Mirtazapine- a presynaptic α2-adrenoceptor and serotonin 5-HT2 receptor antagonist which increases central noradrenergic and serotonergic neurotransmission. Used to manage major depression.
Nefazodone (not UK)- a serotonin 5-HT2 receptor antagonist also inhibiting serotonin and norepinephrine re-uptake. Used to manage depression, including major depressive disorder. Nefazodone should not be prescribed to patients with active liver disease.
Trazodone- principally a serotonin 5-HT2 receptor antagonist, used to manage depressive illness, particularly where sedation is required.
Vilazodone (not UK)- a potent serotonin 5-HT1A receptor partial agonist, with combined inhibitory action against serotonin re-uptake. Used to manage major depressive disorder. Vilazodone is not associated with significant weight gain or sexual dysfunction.

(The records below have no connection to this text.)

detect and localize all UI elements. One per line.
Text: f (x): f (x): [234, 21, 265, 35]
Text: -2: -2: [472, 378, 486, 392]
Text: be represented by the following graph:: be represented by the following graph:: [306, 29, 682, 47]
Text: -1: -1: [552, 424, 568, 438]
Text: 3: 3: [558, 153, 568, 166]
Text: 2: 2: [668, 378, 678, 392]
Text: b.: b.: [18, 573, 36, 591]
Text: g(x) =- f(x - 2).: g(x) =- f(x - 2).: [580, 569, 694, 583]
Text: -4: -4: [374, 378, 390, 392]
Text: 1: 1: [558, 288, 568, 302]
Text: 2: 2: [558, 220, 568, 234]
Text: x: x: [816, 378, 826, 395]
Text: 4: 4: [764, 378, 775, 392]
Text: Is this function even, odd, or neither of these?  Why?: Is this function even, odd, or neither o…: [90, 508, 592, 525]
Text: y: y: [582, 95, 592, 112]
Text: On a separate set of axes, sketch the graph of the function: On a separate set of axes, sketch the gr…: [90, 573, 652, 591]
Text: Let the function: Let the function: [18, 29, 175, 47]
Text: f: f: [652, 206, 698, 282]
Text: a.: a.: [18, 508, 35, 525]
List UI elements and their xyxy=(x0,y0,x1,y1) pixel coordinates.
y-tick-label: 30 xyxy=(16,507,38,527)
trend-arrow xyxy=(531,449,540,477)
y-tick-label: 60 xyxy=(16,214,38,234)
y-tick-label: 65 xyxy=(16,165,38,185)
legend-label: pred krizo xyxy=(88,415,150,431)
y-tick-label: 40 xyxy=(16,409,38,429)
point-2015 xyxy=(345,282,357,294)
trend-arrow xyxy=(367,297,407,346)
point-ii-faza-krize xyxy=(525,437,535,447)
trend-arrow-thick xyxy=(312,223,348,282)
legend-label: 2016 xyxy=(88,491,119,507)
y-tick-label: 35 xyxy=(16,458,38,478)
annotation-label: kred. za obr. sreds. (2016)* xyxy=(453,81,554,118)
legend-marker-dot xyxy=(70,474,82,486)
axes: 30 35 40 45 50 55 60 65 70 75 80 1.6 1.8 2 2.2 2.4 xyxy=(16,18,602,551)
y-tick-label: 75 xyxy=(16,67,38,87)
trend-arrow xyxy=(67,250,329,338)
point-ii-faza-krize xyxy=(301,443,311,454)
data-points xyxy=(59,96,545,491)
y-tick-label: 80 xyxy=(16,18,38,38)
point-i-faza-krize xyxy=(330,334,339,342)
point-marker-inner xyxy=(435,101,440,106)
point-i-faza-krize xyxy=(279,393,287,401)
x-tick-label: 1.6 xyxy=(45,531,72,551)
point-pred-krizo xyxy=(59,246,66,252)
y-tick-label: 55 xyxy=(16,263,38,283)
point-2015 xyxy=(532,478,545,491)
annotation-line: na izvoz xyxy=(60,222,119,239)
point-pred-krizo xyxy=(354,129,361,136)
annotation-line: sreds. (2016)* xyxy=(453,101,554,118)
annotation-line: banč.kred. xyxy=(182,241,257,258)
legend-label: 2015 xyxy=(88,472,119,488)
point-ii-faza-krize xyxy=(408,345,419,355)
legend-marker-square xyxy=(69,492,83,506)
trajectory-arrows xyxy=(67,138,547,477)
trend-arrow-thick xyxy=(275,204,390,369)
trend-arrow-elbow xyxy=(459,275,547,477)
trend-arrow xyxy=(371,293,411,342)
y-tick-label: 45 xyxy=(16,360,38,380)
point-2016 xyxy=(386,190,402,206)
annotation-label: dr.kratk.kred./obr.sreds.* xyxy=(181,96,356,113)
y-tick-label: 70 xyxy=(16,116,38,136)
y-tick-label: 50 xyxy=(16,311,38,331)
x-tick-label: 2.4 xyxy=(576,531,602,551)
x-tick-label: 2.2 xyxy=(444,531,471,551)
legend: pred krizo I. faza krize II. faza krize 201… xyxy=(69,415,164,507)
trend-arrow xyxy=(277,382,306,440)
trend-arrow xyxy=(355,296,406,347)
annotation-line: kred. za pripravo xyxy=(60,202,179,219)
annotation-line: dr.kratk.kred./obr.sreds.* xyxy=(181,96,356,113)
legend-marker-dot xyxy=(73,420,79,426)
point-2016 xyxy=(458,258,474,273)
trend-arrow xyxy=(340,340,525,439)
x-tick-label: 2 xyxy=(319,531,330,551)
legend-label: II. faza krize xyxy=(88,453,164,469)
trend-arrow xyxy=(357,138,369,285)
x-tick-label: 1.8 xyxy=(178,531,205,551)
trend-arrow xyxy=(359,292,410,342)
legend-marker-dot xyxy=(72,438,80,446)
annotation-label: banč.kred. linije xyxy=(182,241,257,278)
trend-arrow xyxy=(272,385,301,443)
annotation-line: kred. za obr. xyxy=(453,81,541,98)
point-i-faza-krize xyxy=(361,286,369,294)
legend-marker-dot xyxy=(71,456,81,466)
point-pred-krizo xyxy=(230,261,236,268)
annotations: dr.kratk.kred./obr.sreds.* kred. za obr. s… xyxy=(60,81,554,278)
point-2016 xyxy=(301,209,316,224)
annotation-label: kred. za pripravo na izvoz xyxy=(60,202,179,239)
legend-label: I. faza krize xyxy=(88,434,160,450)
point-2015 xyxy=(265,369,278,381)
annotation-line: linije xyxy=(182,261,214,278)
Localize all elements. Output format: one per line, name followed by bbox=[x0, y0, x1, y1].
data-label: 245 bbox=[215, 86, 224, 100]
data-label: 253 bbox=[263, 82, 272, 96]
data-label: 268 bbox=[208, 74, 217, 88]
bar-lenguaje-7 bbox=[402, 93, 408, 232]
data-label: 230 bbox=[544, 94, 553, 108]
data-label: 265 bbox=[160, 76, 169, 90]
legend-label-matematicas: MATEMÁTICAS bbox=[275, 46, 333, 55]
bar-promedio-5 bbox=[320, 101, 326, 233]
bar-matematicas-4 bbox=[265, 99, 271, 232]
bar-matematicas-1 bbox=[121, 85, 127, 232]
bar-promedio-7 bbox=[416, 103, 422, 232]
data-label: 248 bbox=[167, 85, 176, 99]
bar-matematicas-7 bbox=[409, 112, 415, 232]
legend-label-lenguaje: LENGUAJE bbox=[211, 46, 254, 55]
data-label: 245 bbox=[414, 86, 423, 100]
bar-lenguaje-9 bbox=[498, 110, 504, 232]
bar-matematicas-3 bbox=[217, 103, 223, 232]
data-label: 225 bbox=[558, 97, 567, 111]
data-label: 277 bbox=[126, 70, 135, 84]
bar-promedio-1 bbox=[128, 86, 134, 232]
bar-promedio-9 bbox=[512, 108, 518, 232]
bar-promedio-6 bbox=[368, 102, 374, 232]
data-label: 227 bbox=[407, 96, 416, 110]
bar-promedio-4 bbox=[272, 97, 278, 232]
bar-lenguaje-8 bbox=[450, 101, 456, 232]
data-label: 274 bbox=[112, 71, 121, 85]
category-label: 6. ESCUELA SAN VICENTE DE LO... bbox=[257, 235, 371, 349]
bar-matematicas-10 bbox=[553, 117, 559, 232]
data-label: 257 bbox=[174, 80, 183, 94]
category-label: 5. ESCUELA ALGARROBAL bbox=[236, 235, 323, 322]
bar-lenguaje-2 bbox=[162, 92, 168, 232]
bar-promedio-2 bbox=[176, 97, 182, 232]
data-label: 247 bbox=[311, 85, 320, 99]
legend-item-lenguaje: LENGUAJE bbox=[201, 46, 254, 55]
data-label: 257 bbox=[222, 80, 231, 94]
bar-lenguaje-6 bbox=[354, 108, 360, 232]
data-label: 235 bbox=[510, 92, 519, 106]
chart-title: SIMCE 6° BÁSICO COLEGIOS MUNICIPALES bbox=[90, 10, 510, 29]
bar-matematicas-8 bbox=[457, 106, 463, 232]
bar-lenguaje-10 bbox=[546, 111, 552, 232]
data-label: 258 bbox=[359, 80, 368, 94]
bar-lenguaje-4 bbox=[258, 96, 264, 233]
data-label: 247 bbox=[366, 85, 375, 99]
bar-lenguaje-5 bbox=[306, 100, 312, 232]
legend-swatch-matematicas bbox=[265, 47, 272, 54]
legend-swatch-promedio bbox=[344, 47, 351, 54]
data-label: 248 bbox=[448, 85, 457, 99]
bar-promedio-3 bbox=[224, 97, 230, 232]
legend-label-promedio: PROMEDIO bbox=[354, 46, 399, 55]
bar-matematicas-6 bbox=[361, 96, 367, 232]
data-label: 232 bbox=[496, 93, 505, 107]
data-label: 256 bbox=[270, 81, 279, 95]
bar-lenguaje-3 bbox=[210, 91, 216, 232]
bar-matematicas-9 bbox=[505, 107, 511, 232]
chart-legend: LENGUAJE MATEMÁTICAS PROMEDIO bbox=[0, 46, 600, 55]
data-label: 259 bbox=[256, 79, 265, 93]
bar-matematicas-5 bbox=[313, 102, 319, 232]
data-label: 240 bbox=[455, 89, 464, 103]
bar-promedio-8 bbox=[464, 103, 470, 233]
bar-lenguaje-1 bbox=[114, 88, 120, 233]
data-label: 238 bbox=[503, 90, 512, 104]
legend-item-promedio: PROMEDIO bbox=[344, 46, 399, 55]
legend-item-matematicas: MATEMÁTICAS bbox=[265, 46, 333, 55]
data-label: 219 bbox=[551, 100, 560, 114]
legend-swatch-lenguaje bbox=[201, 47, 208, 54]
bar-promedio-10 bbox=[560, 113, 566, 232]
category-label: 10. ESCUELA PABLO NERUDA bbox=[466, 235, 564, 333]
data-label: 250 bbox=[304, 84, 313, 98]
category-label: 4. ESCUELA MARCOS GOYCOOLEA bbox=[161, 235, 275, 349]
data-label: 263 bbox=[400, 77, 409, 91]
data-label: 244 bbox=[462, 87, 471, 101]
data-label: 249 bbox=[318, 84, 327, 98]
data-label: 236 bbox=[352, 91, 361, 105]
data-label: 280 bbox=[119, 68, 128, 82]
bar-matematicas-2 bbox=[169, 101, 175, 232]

Vortioxetine (not UK)- a partial agonist of 5-HT1A and 5-HT1B receptors and antagonist of the 5-HT7 receptor used to manage major depressive disorder. May also inhibit re-uptake of serotonin.
Side-effect profiles are as unique as their mechanisms of action. Some common side effects include dry mouth, constipation, dizziness, and light headedness. Mirtazapine and trazodone cause drowsiness and are usually taken at bedtime
Note: The drug lists presented here are not exhaustive, but are intended to represent the majority of antidepressants in use in the UK and US. Additional drugs may be approved in other countries.